View Single Post
Old 01-27-2006, 01:27 PM   #4
rsperberg
Zealot
rsperberg began at the beginning.
 
rsperberg's Avatar
 
Posts: 114
Karma: 10
Join Date: Jun 2005
Location: NJ
Device: Kindle Voyage
I'm willing to concede your technological point, but I'm not sure why what you say is true.

Is it because the single XML file is kept in memory?

How does making the file "precomiled" help?

I know that in the case of the FBReader, it reads zipped versions of FB2 files, so that would make the books smaller in the e-reader than in the human readable XML version (I think. Am I wrong here?).

And it looks to me like the distinct sections of the FB2 file -- description, body, binary -- could be taken advantage of in the same way that separate files could.

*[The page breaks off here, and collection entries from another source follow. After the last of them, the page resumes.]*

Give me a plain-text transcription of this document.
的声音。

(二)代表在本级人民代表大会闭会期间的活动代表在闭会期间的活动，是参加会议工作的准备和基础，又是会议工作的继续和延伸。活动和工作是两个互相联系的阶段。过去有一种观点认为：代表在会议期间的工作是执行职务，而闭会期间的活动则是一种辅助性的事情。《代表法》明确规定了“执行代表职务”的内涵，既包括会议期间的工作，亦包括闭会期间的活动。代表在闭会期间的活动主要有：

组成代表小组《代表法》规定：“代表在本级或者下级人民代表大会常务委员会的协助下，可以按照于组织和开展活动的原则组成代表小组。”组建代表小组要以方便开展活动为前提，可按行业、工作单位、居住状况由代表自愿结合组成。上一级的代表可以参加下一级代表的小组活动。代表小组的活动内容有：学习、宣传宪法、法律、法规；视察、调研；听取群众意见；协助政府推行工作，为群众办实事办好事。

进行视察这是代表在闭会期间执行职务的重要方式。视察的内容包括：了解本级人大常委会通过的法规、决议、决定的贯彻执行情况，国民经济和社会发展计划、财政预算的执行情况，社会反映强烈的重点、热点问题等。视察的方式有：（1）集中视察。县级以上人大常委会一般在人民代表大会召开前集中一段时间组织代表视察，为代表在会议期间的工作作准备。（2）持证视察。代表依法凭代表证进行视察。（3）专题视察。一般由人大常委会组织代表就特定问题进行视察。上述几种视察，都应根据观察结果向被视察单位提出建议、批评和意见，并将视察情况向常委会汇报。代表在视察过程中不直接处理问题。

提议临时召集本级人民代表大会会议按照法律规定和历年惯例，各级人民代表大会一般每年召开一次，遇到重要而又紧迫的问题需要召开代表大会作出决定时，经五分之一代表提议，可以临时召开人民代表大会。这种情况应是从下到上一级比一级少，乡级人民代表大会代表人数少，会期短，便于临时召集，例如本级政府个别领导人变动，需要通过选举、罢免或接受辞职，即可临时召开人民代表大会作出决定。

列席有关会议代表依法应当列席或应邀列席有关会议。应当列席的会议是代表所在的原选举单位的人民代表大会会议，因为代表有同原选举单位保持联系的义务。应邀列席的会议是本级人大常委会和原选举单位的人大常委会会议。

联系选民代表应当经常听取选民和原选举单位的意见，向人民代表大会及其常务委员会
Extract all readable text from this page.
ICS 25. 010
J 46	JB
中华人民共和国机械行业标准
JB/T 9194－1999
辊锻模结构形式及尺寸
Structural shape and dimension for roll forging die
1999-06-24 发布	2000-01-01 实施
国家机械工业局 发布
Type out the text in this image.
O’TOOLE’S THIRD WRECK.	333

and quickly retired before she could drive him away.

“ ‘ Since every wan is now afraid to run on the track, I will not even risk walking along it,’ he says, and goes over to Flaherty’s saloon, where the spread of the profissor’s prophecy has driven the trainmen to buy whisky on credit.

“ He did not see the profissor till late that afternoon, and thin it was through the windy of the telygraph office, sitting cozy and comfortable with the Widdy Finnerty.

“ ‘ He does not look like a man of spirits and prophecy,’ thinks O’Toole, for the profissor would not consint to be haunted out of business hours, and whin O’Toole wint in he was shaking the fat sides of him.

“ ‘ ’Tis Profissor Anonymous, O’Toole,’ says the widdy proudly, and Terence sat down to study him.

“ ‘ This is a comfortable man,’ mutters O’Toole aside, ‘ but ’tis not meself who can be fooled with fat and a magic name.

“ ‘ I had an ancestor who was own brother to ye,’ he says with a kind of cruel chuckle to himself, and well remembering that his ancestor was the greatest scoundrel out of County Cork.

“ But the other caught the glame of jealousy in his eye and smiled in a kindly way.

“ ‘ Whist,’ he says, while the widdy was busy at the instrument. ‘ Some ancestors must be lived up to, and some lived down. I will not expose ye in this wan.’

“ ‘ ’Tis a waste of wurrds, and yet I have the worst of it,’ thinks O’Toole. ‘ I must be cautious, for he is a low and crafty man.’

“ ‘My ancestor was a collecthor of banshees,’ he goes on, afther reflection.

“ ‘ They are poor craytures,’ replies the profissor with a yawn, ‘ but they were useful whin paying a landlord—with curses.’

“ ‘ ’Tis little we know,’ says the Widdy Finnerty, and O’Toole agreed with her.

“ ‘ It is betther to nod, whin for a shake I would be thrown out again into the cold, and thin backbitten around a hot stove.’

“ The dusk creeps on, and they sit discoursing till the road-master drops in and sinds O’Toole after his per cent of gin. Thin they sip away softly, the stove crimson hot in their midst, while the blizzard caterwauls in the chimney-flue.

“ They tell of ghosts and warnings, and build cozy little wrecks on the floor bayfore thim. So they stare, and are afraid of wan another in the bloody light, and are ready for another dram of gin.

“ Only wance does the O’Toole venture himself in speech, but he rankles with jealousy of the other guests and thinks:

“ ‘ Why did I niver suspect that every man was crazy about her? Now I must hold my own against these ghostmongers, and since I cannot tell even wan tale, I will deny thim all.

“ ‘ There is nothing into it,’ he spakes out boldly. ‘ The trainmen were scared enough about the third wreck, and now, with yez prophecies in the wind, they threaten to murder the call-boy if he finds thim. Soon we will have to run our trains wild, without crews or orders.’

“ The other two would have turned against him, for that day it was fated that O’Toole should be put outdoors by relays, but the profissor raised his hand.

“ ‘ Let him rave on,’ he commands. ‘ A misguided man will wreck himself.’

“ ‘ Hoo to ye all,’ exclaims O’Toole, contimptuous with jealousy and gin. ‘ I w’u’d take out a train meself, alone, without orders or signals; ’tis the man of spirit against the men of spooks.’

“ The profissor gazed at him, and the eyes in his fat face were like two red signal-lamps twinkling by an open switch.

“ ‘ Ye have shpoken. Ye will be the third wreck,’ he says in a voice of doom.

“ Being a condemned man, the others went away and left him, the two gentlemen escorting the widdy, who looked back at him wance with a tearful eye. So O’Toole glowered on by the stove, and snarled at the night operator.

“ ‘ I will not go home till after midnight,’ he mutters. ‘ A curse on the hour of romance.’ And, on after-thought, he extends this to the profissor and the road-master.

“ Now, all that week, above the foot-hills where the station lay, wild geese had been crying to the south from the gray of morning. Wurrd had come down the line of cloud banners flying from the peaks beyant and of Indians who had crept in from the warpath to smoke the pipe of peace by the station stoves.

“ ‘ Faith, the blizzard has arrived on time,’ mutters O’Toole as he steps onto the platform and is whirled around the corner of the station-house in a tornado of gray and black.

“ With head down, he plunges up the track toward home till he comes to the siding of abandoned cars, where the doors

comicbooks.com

As for that matter, I'm not sure FBReader keeps all of a book in memory in DOM, but instead I think it uses SAX, which doesn't require a lot of memory. Would this impact your conclusions at all?

Well, you were speaking of the format. I have learned nothing that would contradict your statement that it wasn't designed with handhelds in mind.

Still, the FBReader runs on Sharp Zaurus, Siemens Simpad and Nokia 770. And the Haali Reader runs on PocketPC, Win CE 2.11, 3.0 and .NET, and WM2003. While I have experienced low-memory conditions on my Nokia 770, they have always been occasioned by Opera; I haven't seen that come up with FBReader.

I appreciate your taking the trouble to explain these issues to me.